C’est le discours même des saxophones de Urs Leimgruber (ss, ts) qui nous aspire vers ces lieux. Des sons éraillés ou nasillards, des murmures, des vagissements, des jaillissements suraigüs, des souffles et des percussions, des segments richement stratifiés plutôt qu’un chant pur, ample et continu, tout un kaléidoscope de paysages sonores inconnus et frémissants, des vrilles entêtantes au soprano, des fouaillements profonds, des grognements vigoureux au ténor. Autant de textures, autant de paillettes sensibles pour une incantation à cette nature improbable.
Et comme « metteur en rêve », Jean-Marc Foussat.
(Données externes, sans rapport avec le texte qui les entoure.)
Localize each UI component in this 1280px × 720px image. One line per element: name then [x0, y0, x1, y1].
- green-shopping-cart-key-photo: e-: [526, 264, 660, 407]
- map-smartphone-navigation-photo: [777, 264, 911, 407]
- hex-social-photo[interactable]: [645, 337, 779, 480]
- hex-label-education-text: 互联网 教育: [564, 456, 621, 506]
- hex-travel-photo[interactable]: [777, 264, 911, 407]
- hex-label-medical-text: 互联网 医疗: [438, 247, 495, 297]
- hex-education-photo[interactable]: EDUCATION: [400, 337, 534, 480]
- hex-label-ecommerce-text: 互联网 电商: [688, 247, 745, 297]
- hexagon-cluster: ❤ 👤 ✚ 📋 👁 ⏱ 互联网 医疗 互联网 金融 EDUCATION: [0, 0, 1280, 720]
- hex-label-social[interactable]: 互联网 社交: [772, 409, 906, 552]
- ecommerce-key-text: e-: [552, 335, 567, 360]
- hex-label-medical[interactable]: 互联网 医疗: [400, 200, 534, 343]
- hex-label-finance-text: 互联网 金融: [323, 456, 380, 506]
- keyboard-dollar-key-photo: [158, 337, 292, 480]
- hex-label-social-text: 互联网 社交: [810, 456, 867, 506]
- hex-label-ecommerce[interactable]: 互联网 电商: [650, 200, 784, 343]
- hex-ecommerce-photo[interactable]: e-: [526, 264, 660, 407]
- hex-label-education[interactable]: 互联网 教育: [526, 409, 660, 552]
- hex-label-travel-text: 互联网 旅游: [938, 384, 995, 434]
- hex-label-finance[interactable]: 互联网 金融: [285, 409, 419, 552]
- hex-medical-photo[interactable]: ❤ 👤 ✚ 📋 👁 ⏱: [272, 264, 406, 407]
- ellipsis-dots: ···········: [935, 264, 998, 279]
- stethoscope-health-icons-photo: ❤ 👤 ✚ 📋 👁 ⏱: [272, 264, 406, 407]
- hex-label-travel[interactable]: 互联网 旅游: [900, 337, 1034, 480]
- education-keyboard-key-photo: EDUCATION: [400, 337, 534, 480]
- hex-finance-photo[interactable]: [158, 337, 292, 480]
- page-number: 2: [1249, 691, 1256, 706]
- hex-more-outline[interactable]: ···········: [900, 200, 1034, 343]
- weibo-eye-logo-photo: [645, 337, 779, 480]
Qu’il s’agisse de nappes schisteuses, de météorites sonores, de frissonnements de cascades, de sombres vrombissements, de sifflements, de chants lointains, parfois à peine perceptibles, de mécaniques déraillantes, de clochettes jacassantes, il construit tout un édifice protéiforme pour enchâsser le discours de Urs Leimgruber, l’anticiper, le projeter en boucles balayant l’espace. De fait, il construit la cathédrale de cette liturgie avec une science de l’instant, des images, des granulations et des couleurs impressionnantes.

« Luxerna », lumière de Lucerne (lieux du second concert) ou clin d’œil à Ligeti (Lux Aeterna) ou peut-être évocation d’un certain abbé*. Un second concert à la puissance comparable au premier. Murmures et souffles, vents stellaires, aboiements lointains, pluies et ruissellements, balbutiements de l’ère spatiale, cris plaintifs d’une petite bête épuisée, roue rouillée, pépiements entêtés, élégie, stridences, virevoltes éraillées, disque rayé ... Tous ce maelström onirique, ces mécanismes erratiques, ces granulats sonores nous entraînent irrémédiablement tel un puissant courant marin dont on ne ressort qu’éjecté par la fin de la liturgie fantasmatique.

On ne sait rien de l’acoustique des deux lieux. Peut-être y avait-il un ingénieur du son qui projetait en direct sur un acousmonium (orchestre de haut-parleurs) les créations musicales avec une science quasi démoniaque. On peut plutôt imaginer qu’il y a eu un très beau travail de mise en espace pour préparer cet album.

Une réelle plénitude physique à l’issue de quatre-vingt minutes de communion. Un yoga musical.

À noter, un très beau texte de pochette de Franpi

* L’abbé de Luxerna osa prétendre en 1494 face à Colomb que Cuba est une île et non le point de passage terrestre vers la Chine.